De hecho, el ser agraciado por un don forma parte de la esperanza. Dios es el fundamento de la esperanza; pero no cualquier dios, sino el Dios que tiene un rostro humano y que nos ha amado hasta el extremo, a cada uno en particular y a la humanidad en su conjunto. Su reino no es un más allá imaginario, situado en un futuro que nunca llega; su reino está presente allí donde Él es amado y donde su amor nos alcanza.

Sólo su amor nos da posibilidad de perseverar día a día, con toda sobriedad, sin perder el impulso de la esperanza, en un mundo que por su naturaleza es imperfecto. Y, al mismo tiempo, su amor es para nosotros la garantía de que existe aquello que sólo llegamos a intuir vagamente y que sin embargo, esperamos en lo más intimo de nuestro ser: la vida que es vida, que es <realmente> vida”.

                                     

El Papa con estas palabras nos abre su corazón para que podamos compartir  la esperanza en el Señor que él experimenta tan profundamente y nos invita a tener Fe en el mensaje Divino, porque sólo de esta forma seremos capaces de sobrellevar las imperfecciones de este mundo que en ocasiones tanto daño nos hacen, porque <<Dios no es una lejana “causa primera” del mundo, porque su Hijo Unigénito  se ha hecho hombre y cada uno puede decir de Él:

“Vivo en la Fe en el Hijo de Dios, que me amó hasta entregarse por mí”

(Gal 2,20)>> (Spe Salvi Papa Benedicto XVI).

Por eso la evangelización, más aún, la <Nueva evangelización>, es tan necesaria, porque también hoy como ayer, deberíamos exclamar como el Apóstol San Pablo: ¡Ay de mí si no predicase el Evangelio!

Esta conocida expresión de San Pablo corresponde al momento en que el Apóstol se pone como ejemplo al pueblo de Corintio que en aquellos días era, sin duda, uno de los lugares más importantes, desde el punto de vista estratégico, para la propagación de la fe. En efecto, después de un elocuente alegato en el que San Pablo defiende sus derechos como Apóstol del Señor, recuerda a los corintios que para no ser gravoso a nadie durante su predicación del mensaje de Cristo, trabajaba para su sustento por propia iniciativa, porque su verdadero salario era el poder evangelizar a los pueblos (I Cor 9, 16-19):


"Porque si predico el Evangelio, no es para mí gloria ninguna; no tengo más remedio; pues ¡Ay de mí sino predicare el Evangelio! / Pues si por mí propia iniciativa hiciera esto, recibiría un salario; más si por imposición ajena, eso es puro desempeño de un cargo que me ha sido confiado. / ¿Cuál es, pues, mi salario?
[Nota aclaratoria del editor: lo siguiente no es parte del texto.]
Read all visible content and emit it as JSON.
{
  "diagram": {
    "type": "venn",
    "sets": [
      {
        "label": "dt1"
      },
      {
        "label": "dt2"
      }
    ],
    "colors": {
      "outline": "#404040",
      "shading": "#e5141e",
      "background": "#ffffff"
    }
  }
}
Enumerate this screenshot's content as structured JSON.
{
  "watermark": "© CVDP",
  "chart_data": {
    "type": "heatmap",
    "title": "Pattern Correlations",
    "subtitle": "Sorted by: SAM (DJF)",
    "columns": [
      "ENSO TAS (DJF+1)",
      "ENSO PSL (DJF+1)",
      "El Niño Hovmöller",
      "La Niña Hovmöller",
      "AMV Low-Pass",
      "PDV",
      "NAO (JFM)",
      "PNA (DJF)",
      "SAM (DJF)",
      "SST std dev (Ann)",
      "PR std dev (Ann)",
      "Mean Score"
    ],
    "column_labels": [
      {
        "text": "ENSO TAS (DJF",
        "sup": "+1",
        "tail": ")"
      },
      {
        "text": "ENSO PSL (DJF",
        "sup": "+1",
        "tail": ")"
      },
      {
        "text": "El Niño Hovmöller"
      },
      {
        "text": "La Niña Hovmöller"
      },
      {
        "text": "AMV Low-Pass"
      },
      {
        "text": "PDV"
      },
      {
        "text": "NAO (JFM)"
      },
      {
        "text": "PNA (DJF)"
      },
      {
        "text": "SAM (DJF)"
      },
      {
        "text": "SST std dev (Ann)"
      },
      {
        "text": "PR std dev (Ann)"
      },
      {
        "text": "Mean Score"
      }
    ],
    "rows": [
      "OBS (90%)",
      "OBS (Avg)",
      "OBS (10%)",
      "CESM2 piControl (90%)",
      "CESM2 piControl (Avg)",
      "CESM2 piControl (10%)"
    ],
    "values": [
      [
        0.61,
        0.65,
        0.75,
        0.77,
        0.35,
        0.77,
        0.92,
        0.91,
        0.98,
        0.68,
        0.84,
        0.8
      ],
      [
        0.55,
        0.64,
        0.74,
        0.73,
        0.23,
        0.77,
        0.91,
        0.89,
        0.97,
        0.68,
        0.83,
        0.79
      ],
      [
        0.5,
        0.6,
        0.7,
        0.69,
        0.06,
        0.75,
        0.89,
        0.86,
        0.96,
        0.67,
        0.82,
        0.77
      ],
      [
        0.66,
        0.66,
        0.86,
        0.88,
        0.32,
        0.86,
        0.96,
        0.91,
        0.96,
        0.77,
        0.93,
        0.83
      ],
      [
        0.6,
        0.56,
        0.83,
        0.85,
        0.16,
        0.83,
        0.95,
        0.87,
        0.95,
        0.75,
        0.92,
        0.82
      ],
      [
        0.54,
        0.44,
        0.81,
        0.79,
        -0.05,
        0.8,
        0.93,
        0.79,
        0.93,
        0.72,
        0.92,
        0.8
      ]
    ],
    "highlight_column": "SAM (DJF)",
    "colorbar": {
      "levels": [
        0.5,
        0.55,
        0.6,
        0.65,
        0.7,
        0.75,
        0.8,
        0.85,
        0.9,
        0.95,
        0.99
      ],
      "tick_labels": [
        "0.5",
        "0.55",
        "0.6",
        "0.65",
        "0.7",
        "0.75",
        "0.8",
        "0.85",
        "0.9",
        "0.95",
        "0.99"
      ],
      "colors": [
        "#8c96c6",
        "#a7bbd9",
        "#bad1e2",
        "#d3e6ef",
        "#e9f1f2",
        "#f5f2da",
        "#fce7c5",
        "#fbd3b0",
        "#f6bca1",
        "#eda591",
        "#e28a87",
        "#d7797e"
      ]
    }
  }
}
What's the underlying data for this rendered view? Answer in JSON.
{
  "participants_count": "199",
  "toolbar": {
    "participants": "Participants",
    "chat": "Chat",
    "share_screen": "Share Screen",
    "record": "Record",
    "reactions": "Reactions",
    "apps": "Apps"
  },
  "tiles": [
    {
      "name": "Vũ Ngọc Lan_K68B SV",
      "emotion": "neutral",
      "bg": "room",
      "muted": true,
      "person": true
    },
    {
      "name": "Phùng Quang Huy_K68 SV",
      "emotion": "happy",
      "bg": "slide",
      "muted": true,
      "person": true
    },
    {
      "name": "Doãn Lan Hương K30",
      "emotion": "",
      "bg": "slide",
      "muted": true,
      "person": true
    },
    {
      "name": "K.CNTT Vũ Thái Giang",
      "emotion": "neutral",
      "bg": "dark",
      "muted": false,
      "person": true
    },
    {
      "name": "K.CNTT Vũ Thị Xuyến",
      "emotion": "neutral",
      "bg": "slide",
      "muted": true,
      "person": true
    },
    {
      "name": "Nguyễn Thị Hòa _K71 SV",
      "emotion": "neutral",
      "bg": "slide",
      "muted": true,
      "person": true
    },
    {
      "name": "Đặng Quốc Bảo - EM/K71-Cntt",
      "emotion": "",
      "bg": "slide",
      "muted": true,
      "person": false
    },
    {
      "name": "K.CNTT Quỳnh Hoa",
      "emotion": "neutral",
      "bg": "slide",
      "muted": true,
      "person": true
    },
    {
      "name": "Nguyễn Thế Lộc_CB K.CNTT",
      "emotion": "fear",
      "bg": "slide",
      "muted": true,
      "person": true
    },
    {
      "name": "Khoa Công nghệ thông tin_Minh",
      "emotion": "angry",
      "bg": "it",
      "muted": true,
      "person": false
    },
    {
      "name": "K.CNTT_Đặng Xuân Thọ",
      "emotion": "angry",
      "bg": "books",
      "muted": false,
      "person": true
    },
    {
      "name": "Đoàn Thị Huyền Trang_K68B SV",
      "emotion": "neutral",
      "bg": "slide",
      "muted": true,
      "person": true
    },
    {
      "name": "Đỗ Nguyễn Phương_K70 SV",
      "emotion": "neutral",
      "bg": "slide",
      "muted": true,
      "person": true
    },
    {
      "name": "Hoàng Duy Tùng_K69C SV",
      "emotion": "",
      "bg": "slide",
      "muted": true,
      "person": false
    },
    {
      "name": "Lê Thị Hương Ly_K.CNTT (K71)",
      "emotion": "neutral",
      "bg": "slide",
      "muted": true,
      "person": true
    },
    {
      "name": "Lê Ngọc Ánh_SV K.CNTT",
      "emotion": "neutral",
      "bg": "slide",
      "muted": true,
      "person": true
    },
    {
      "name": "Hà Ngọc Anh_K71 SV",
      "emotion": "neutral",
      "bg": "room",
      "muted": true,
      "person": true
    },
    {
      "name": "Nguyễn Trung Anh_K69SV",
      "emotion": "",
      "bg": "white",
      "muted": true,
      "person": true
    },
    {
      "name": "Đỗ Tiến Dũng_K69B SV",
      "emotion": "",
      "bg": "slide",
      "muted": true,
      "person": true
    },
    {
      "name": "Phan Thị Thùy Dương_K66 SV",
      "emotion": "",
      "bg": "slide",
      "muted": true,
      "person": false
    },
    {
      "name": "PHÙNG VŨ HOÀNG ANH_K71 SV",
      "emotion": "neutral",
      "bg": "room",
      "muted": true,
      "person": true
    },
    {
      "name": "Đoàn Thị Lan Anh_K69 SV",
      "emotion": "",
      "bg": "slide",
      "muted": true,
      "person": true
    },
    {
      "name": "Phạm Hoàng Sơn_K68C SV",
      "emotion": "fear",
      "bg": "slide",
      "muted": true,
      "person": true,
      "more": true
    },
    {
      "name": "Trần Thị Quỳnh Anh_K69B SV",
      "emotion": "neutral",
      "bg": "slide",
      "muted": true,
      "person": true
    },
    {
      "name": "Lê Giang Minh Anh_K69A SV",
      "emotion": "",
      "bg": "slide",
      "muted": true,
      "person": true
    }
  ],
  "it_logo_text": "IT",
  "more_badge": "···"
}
Que el predicar el Evangelio ponga de balde, para no hacer valer mi estricto derecho en la predicación del Evangelio. / Porque, siendo yo libre de todos, a todos me esclavizaré, para ganar a los más"

Gran generosidad del Apóstol San Pablo que nos muestra con sus palabras su estricta sujeción al Señor y su irrevocable entrega a la propagación de la fe. Y es que San Pablo había comprendido, al igual que los restantes Apóstoles, que tenían la misión primordial de evangelizar a los hombres por todos los confines de la tierra.

Por eso, la Iglesia fundada por Cristo es esencialmente misionera, y así deberá seguir siendo, hasta el final de los siglos, sobre todo teniendo en cuenta, ya no sólo, aquellos países a los que aún no ha llegado la palabra del Señor, sino aquellos otros, a los que habiendo llegado, en los últimos siglos, han sufrido una creciente pérdida de fe.
El espíritu con el que debemos, todos los católicos, seguir en la brecha, luchando para dar a conocer mejor el mensaje salvador de Jesús, es aquel que invadía al Apóstol San Pablo cuando se despidió de los Presbíteros, antes de iniciar su viaje de regreso a Jerusalén, próximo ya su <testimonio de Cristo>, siendo prisionero en Cesárea (Hch 20, 29-32):



"Yo se que después de mí partida se introducirán entre vosotros lobos bravos, que no perdonaran la grey; / y de entre vosotros mismos surgirán hombres que enseñarán cosas perversas para arrastrar a los discípulos en pos de sí. / Por lo cual vigilad, recordando que durante un trienio, noche y día, no cesé de amonestar con lágrimas a cada uno en particular. / Y ahora yo os dejo en manos de Dios y de la palabra de su gracia, que es poderosa para edificar y para dar herencia entre todos los que han sido santificados. / Plata, oro o vestido, de nadie lo codicie. / Vosotros mismos bien sabéis que a mis necesidades y a los que conmigo andan han proveído estas manos. / En todas cosas os mostré, que así, trabajando hay que socorrer a los débiles, y acordarse de las palabras del Señor Jesús, por cuanto Él dijo: <Mayor felicidad es dar que recibir>"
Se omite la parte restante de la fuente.